Downhill Mountain Biking (also, DH) is a distinct discipline of Mountain Biking. It was most popular in the mid 90s when riders enjoyed large corporate sponsorship but when the crowds dried up so did the money and the riders. It is now going through a revival as professional riders group togther several small sponsers as opposed to one huge one. This also helps lower prices for the average rider. Although the finest steeds - the Intense M1 for example - can still cost several thousand pounds.

Riders are challenged to descend several hundred feet within a marked course, usually about 2 km long. Courses are varied since it is up to the organiser's own jurisdiction as to how the course is laid out. In the United Kingdom for example short, muddy, twisty, rocky courses are the average, yet in France you get more berms and longer distances. This is of course a complete generalisation.

Part of Downhill's appeal - especially to young riders - lies in its very different style to XC racing. The riders drink beer, are often unfit when compared to the XC whippets and they also don't dress in tight lycra. Therefore it is obviusly cooler to idolise a Vans wearing downhill rider than an spandex XC rider. However, the skill of the average downhill rider has recently been called into question. The descending skills of a John Tomac or Barry Craig might well be considered superior to that of the average DH rider.

However, Downhill at world level is a truely international sport. The best rider in the world is the Frenchman Nico Voullious, although many would contest this and say that although he came second in the world championships at Vail, Steve Peat is the finest downhiller in the world today.

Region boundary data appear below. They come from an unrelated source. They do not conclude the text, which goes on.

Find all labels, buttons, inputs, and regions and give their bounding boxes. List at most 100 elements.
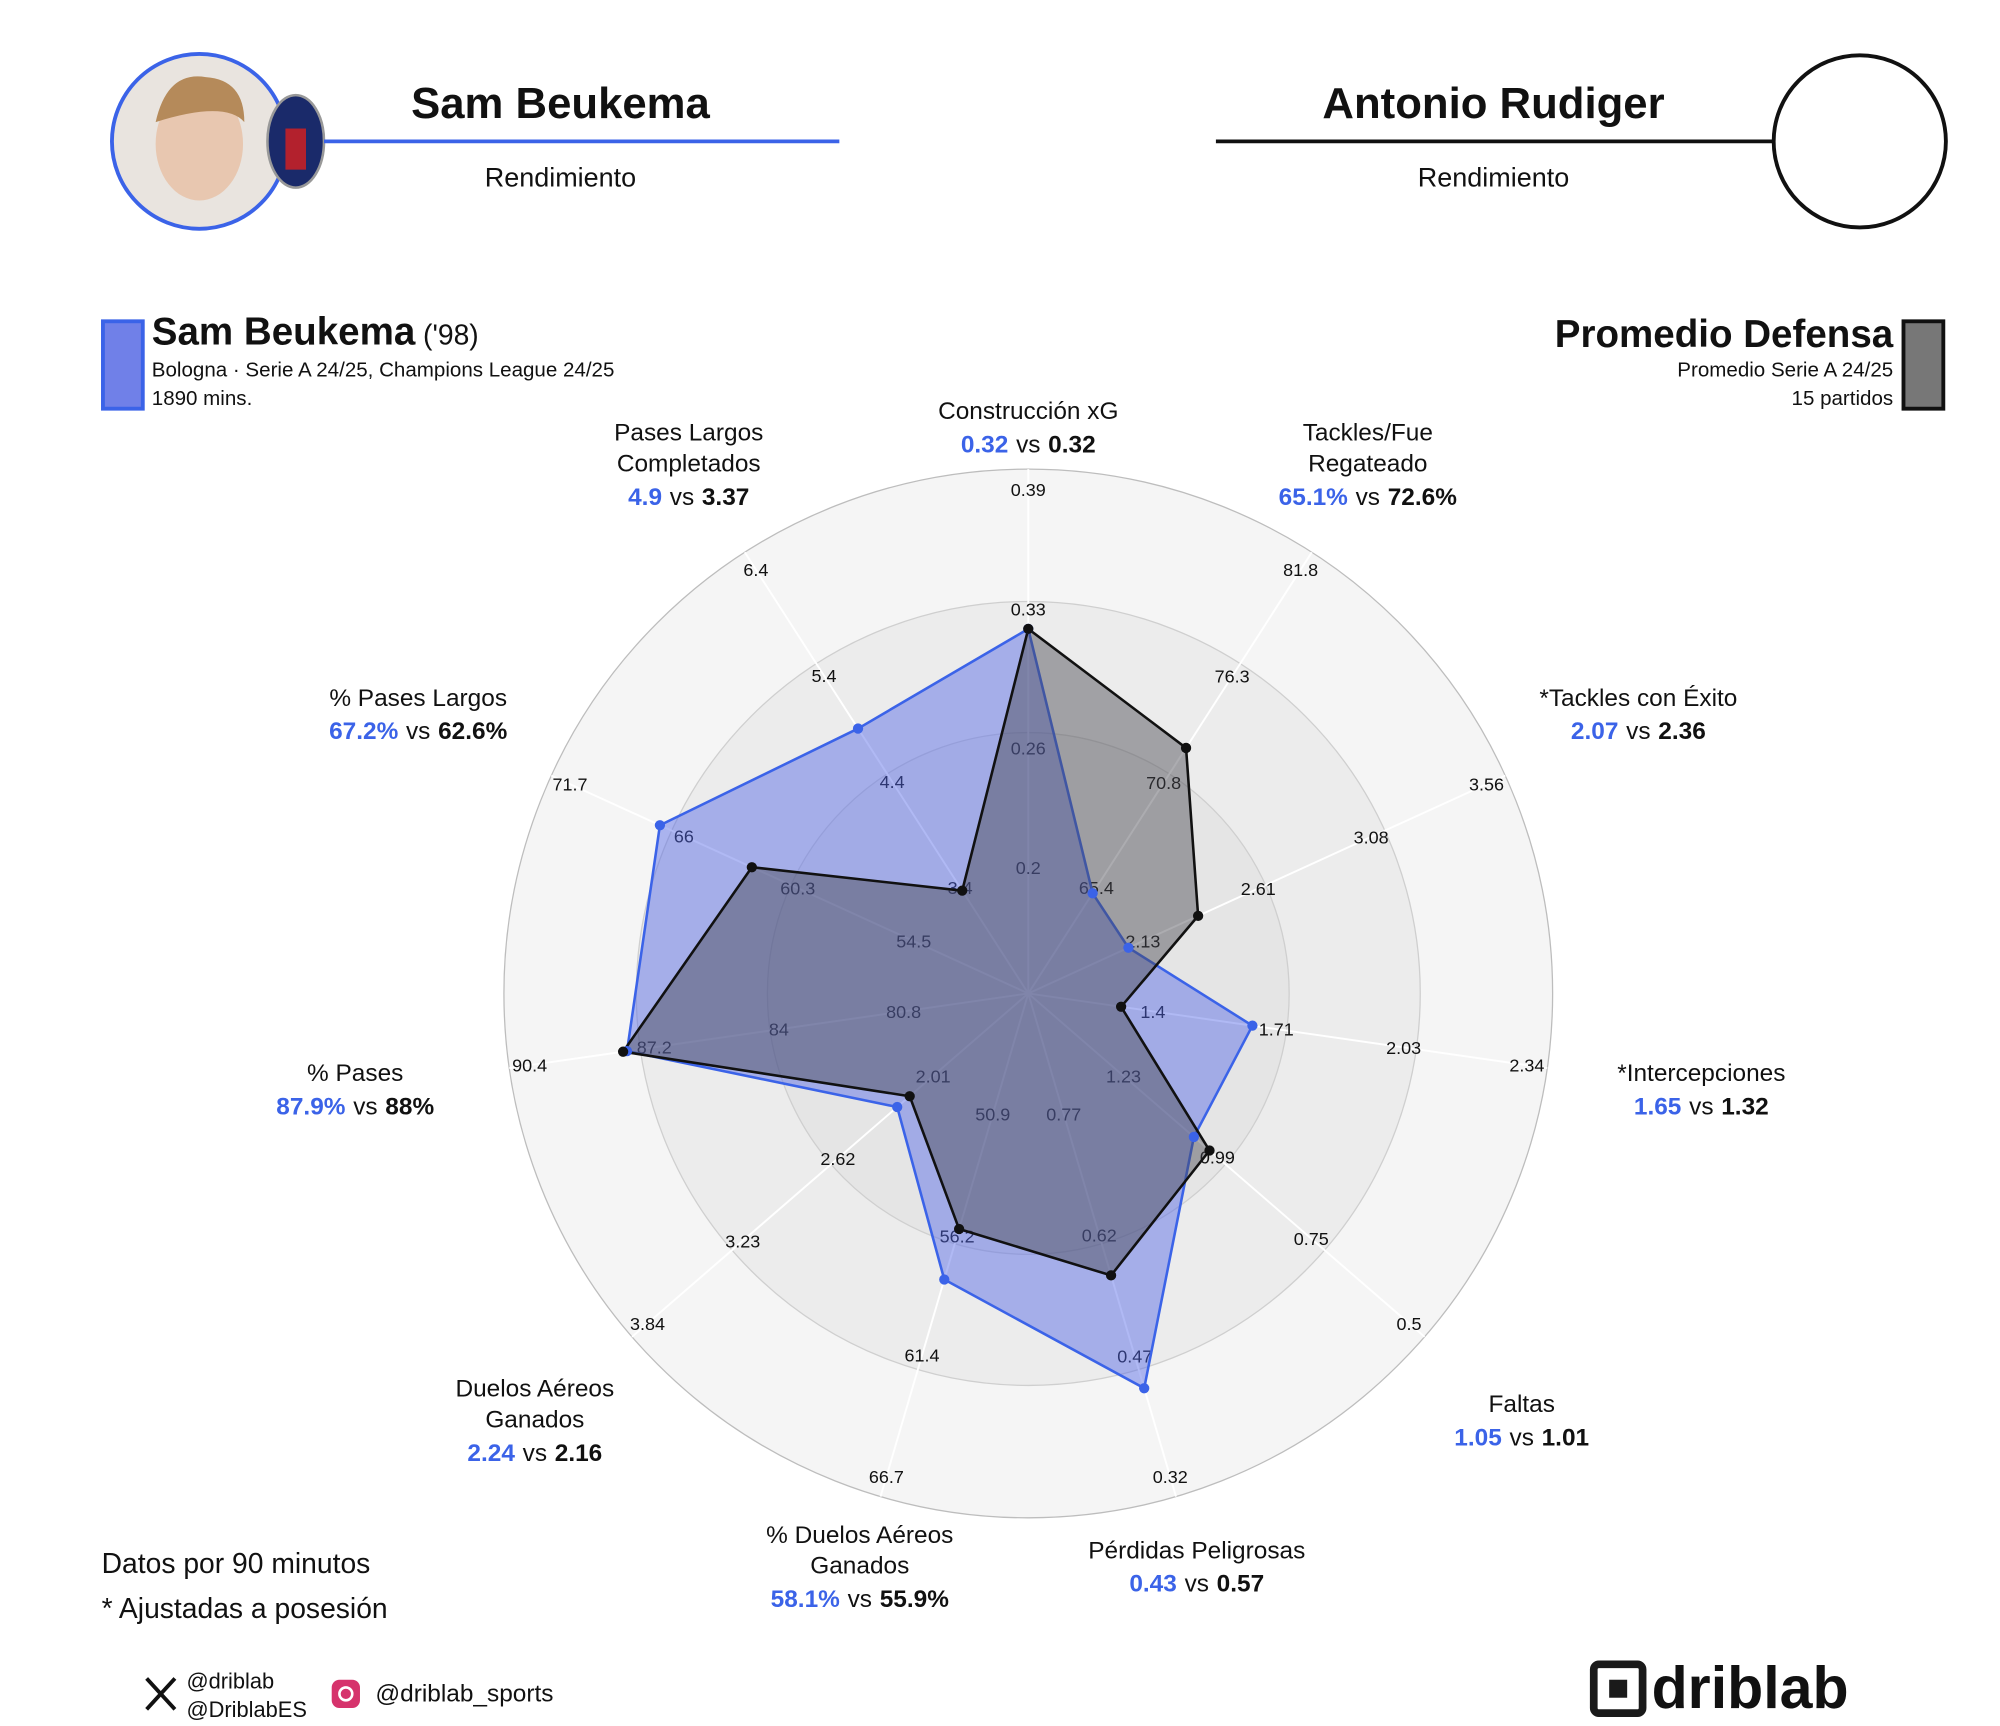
series-point	[1123, 942, 1134, 953]
value-label: 1.32	[1721, 1094, 1769, 1121]
axis-values: 2.24 vs 2.16	[467, 1440, 602, 1467]
axis-label: Completados	[617, 451, 761, 478]
spoke	[1028, 992, 1548, 1070]
social-handle: @driblab_sports	[375, 1681, 553, 1708]
value-label: 88%	[385, 1094, 434, 1121]
series-area	[621, 627, 1211, 1277]
tick-label: 2.03	[1386, 1038, 1421, 1058]
tick-label: 60.3	[780, 879, 815, 899]
value-separator: vs	[1016, 431, 1040, 458]
legend-born: ('98)	[423, 318, 479, 350]
series-point	[617, 1046, 629, 1057]
player-name: Antonio Rudiger	[1322, 79, 1664, 128]
value-label: 3.37	[702, 484, 750, 511]
tick-label: 81.8	[1283, 560, 1318, 580]
series-point	[904, 1091, 915, 1102]
social-handle: @DriblabES	[186, 1697, 306, 1722]
axis-label: Tackles/Fue	[1303, 420, 1433, 447]
series-point	[892, 1101, 903, 1113]
tick-label: 3.08	[1354, 827, 1389, 847]
axis-label: Duelos Aéreos	[455, 1376, 614, 1403]
tick-label: 61.4	[905, 1346, 940, 1366]
axis-values: 65.1% vs 72.6%	[1279, 484, 1458, 511]
value-separator: vs	[1626, 718, 1650, 745]
tick-label: 3.56	[1469, 775, 1504, 795]
legend-detail: Promedio Serie A 24/25	[1677, 359, 1893, 382]
series-point	[1139, 1383, 1150, 1394]
value-label: 72.6%	[1388, 484, 1458, 511]
logo: driblab	[1652, 1654, 1849, 1721]
tick-label: 50.9	[975, 1105, 1010, 1125]
series-point	[1188, 1131, 1200, 1143]
value-label: 87.9%	[276, 1094, 346, 1121]
value-label: 65.1%	[1279, 484, 1349, 511]
tick-label: 0.5	[1397, 1314, 1422, 1334]
tick-label: 54.5	[896, 932, 931, 952]
value-label: 1.01	[1542, 1424, 1590, 1451]
value-label: 58.1%	[771, 1586, 841, 1613]
value-separator: vs	[670, 484, 694, 511]
tick-label: 66	[674, 827, 694, 847]
player-name: Sam Beukema	[411, 79, 710, 128]
player-subtitle: Rendimiento	[485, 162, 636, 192]
club-badge-stripe	[285, 128, 307, 170]
spoke	[550, 774, 1029, 995]
axis-values: 2.07 vs 2.36	[1571, 718, 1706, 745]
value-label: 4.9	[628, 484, 662, 511]
value-separator: vs	[848, 1586, 872, 1613]
tick-label: 5.4	[811, 666, 836, 686]
axis-values: 67.2% vs 62.6%	[329, 718, 508, 745]
tick-label: 0.62	[1082, 1226, 1117, 1246]
value-separator: vs	[523, 1440, 547, 1467]
axis-label: *Intercepciones	[1617, 1060, 1785, 1087]
series-point	[939, 1274, 950, 1285]
player-photo	[1771, 53, 1948, 230]
axis-label: Pérdidas Peligrosas	[1088, 1537, 1305, 1564]
tick-label: 87.2	[637, 1038, 672, 1058]
tick-label: 0.32	[1153, 1467, 1188, 1487]
value-label: 2.07	[1571, 718, 1619, 745]
tick-label: 0.39	[1011, 480, 1046, 500]
series-point	[1087, 888, 1098, 899]
spoke	[1027, 551, 1313, 994]
axis-label: *Tackles con Éxito	[1539, 685, 1737, 712]
spoke	[1027, 993, 1177, 1497]
tick-label: 0.47	[1117, 1346, 1152, 1366]
axis-label: Regateado	[1308, 451, 1427, 478]
legend-detail: 15 partidos	[1792, 387, 1894, 410]
value-separator: vs	[1185, 1571, 1209, 1598]
series-point	[1247, 1020, 1258, 1031]
tick-label: 0.2	[1016, 858, 1041, 878]
x-icon	[145, 1677, 177, 1711]
logo-icon	[1609, 1679, 1628, 1698]
axis-label: Ganados	[485, 1406, 584, 1433]
tick-label: 76.3	[1215, 667, 1250, 687]
series-point	[957, 885, 968, 896]
spoke	[743, 551, 1030, 994]
value-label: 0.57	[1217, 1571, 1265, 1598]
note: Datos por 90 minutos	[102, 1547, 371, 1579]
tick-label: 80.8	[886, 1002, 921, 1022]
spoke	[631, 992, 1029, 1338]
tick-label: 66.7	[869, 1467, 904, 1487]
legend-detail: Bologna · Serie A 24/25, Champions Leagu…	[152, 359, 615, 382]
series-point	[1115, 1001, 1127, 1012]
series-point	[852, 723, 864, 734]
axis-label: Faltas	[1488, 1391, 1554, 1418]
tick-label: 4.4	[880, 772, 905, 792]
series-point	[746, 862, 757, 873]
value-separator: vs	[406, 718, 430, 745]
tick-label: 0.75	[1294, 1229, 1329, 1249]
spoke	[879, 993, 1030, 1497]
tick-label: 2.13	[1125, 932, 1160, 952]
series-point	[1204, 1145, 1215, 1156]
instagram-icon-lens	[338, 1686, 354, 1702]
axis-label: % Duelos Aéreos	[766, 1522, 953, 1549]
player-subtitle: Rendimiento	[1418, 162, 1569, 192]
axis-values: 58.1% vs 55.9%	[771, 1586, 950, 1613]
axis-values: 0.32 vs 0.32	[961, 431, 1096, 458]
axis-label: % Pases	[307, 1060, 403, 1087]
value-label: 2.16	[555, 1440, 603, 1467]
value-separator: vs	[1509, 1424, 1533, 1451]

Riders used to be highly valuable for a company as an advert for their goods. Shaun Palmer for example did wonders for Specialized's sales of all types of bikes whilst riding for them, and Steve Peat provoked high interest in GT's i-drive bikes while sponsored by them. The skills needed for downhill also apply to BSX, and many riders compete in both events successfully - for example Missy Giove. Also, the average European rider can jump his bike in a spectacular fashion, meaning that these riders have bike skills that can interest even the average punter.

As mentioned before there were fears that Downhill was dying. It is certainly true that rich corporate sponsers are a thing of the past. However, there is little cause to argue this certainly in the UK where attendance to events is higher than ever. Riders are certainly not poorly paid either, Will Longden for example being paid a six figure sumto ride for team MBUK/Scott - and Longden has yet to place at an UCI World Cup. Sponsers are found in many small companies nowadays, as opposed to one huge corporate sponser eg. GT, Specialized. Small companies such as Orange and Santa Cruz have taken over as the pioneers behind design, so there is no deficit in technological innovation. Downhill has always been a testing ground for new concepts eg. Full Suspension. The 'trickle down' of technology has benefitted all types of cycle.

Downhill has been forced to return to its grass roots and this is only a good thing for the average rider who can once again identify with the sport. There is also the rise of Free-Riding as a discipline which is similar but involves riding your bike back to the top of the hill as opposed to pushing it. The interest in riding fast on long travel bikes that resemble motorcycles will not die easily.